For now, Macuga is focusing on building off her strongest season to date in hopes of accomplishing her Olympic goals. A medal in the downhill would make Macuga the youngest American medalist in the discipline since Picabo Street at the 1994 Winter Games. A medal in the super-G would make her the youngest American medalist of all time in the discipline.
As the youngest speed skier on the U.S. A-Team, she hopes to inspire younger athletes to compete in speed races and to be a role model for the speed disciplines to grow in the country.
"Speed in the U.S. is kind of not buying, but it could be so much stronger, and it's because people are afraid of speed," Macuga said.
They have so many precautions... the moment you call it scary, that's when it becomes a fear.

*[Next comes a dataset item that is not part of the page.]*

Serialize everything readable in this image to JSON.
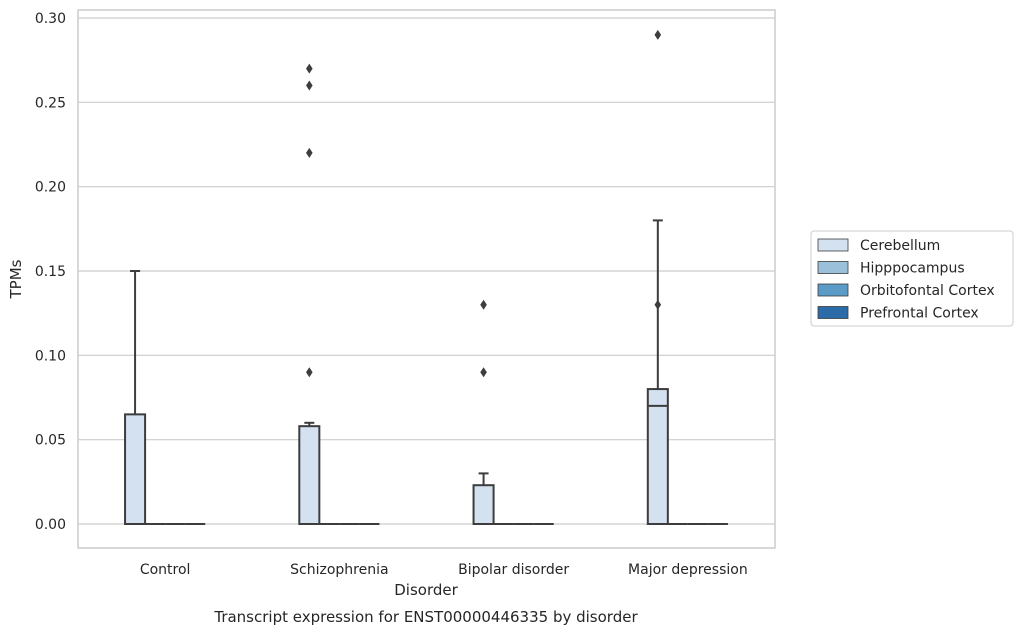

Macuga plans to maintain her personality while training for the biggest ski racing year of her life, whether it's creating TikToks in the weight room, motivating her teammates or reading a good book to escape the pressures of ski racing. But Macuga is laser-focused on adding additional hardware on both walls at the Center of Excellence and making her mark as a young U.S. skier.